Deshalb wäre das Wasserstoffflugzeug weniger wettbewerbsfähig als andere Modelle, wenn es wie zunächst geplant 2035 auf den Markt käme. „Wir wollen ein Wasserstoffflugzeug, das wettbewerbsfähig ist.“ Aufgegeben werde das Projekt jedoch nicht. Airbus will aber nach eigener Darstellung vermeiden, dass das Wasserstoffflugzeug ein Schicksal wie das bewunderte, aber verlustbringende Überschallflugzeug Concorde erleidet. Der Konzern will sich daher zunächst verstärkt auf die Entwicklung eines neuen Mittelstreckenjets der nächsten Generation sowie den Einsatz von SAF (Sustainable Aviation Fuel) konzentrieren. „Wir haben das Wasserstoffprogramm nicht gestoppt. Wir kommen jetzt zum Ende der ersten Phase", stelle Faury klar.
Ersatz von Satelliten
Mit Blick auf die neue europäische Verteidigungsinitiative der Rüstungs- und Raumfahrtsparte hofft der Manager, dass diese Airbus neue Aufträge bescheren wird. „Ich glaube, dass wir eine Menge an Space- und Verteidigungsgeschäften sehen werden", sagte Airbus Defence & Space-Chef Michael Schoellhorn. Derzeit werde mit verschiedenen europäischen Ländern gesprochen. Sie seien daran interessiert, amerikanische Satellitendienste wie Starlink von Elon Musk und Maxar zu ersetzen und hätten zudem Interesse an strategischem Lufttransport. Erste Aufträge in diesem Jahr seien möglich, meint Schoellhorn. Faury mahnte zudem zur Konsolidierung der europäischen Rüstungsindustrie.
Bekenntnis zu Wasserstoff
Der Luft- und Raumfahrtkonzern hatte kürzlich eingeräumt, dass sich das Wasserstoffprojekt ZEROe verzögert. Wie genau der neue Zeitplan aussehen soll, ist weiter unklar. „Wir schätzen, dass sich das notwendige Ökosystem um fünf bis zehn Jahre verzögert“, sagte ZEROe-Projektleiter Glenn Llewellyn am Rande der Konferenz. Seit der Lancierung des Projekts 2020 habe sich die Welt verändert. „Aber in einem Jahr könnte alles schon wieder ganz anders aussehen.“ Airbus wolle sicherstellen, dass das Ökosystem für grünen Wasserstoff bereit stehe, wenn sein Wasserstoffflugzeug auf den Markt komme. Bisher umfasst es gerade mal 220 von weltweit mehreren tausend Flughäfen und 22 H2-Hubs an Airports.

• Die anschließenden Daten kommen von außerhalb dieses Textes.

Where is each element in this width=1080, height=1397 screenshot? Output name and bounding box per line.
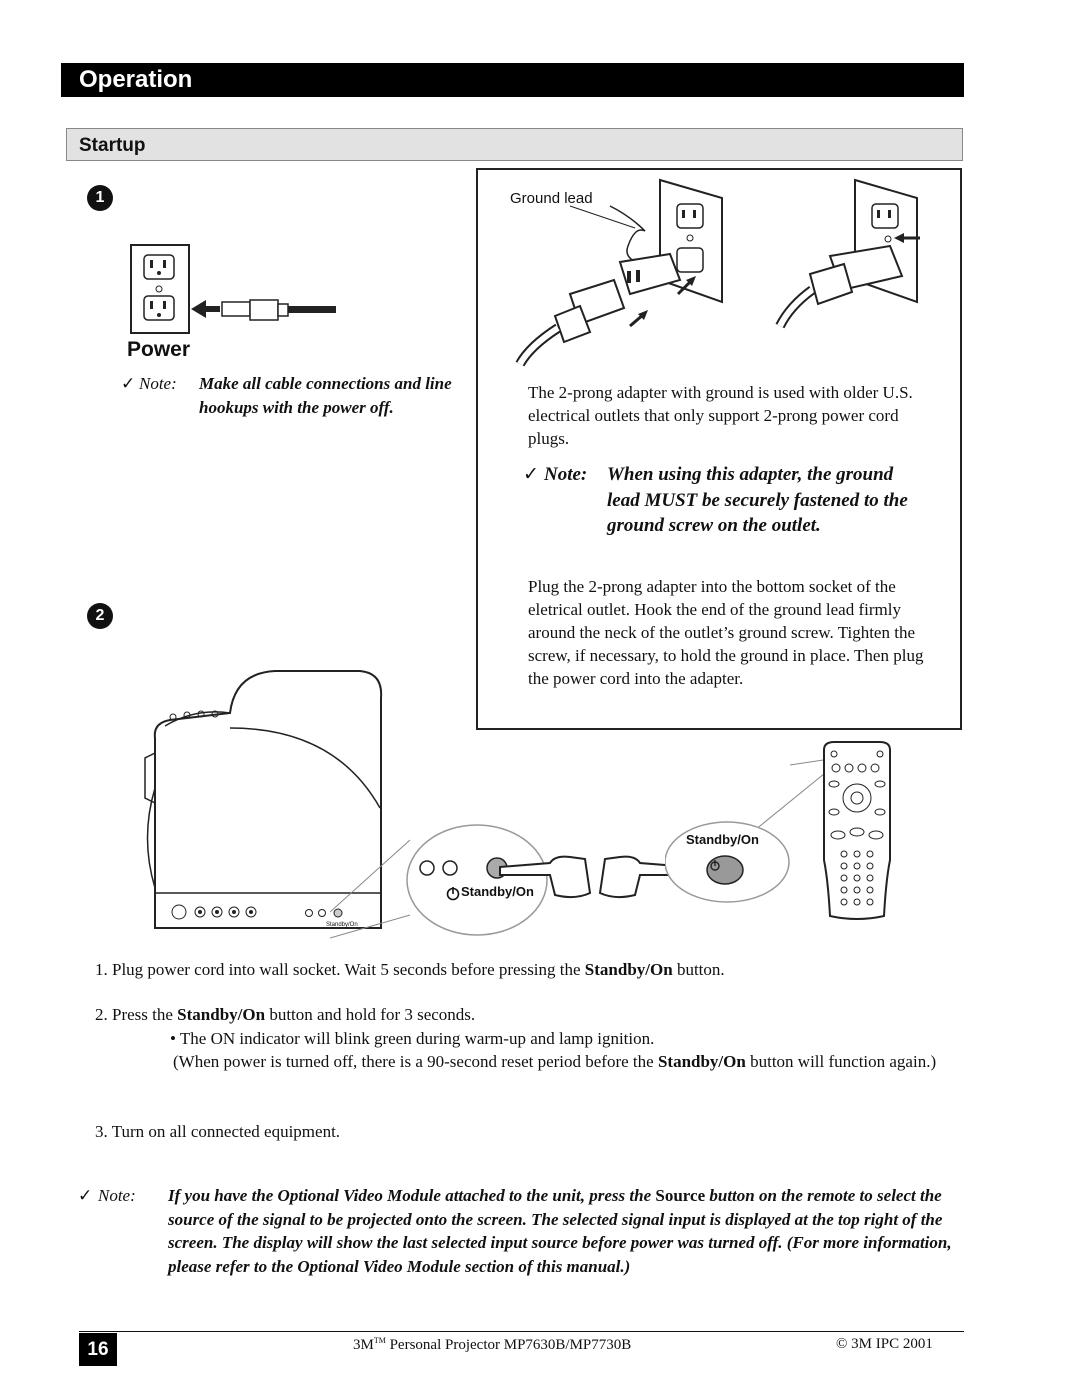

Die vier Brennstoffzellen des nun anvisierten voll-elektrischen Propellerflugzeugs mit 100 oder mehr Sitzplätzen sollen über zwei Wasserstofftanks versorgt werden. „Momentan denken wir, dass vier Triebwerke am besten wären“, sagte Llewellyn. Ursprünglich hatte Airbus beim Wasserstoffflugzeug auch zu zwei weiteren Konzepten geforscht, einem Turbofan-Modell und einem Nurflügler. Das jetzt gewählte Konzept werde in den kommenden Jahren noch weiter verfeinert. „Wasserstoff und SAF sind komplementär“, antwortete Llewellyn auf eine entsprechende Frage. Der Mittelstreckenjet der nächsten Generation, den Airbus in der zweiten Hälfte des nächsten Jahrzehnts als Nachfolger der A320-Familie mit Platz für 150 bis 230 Passgiere auf den Markt bringen will, soll komplett mit SAF betrieben werden können. Derzeit sind alle Modelle des Flugzeugbauers für einen Anteil von 50% SAF am Treibstoff zertifiziert.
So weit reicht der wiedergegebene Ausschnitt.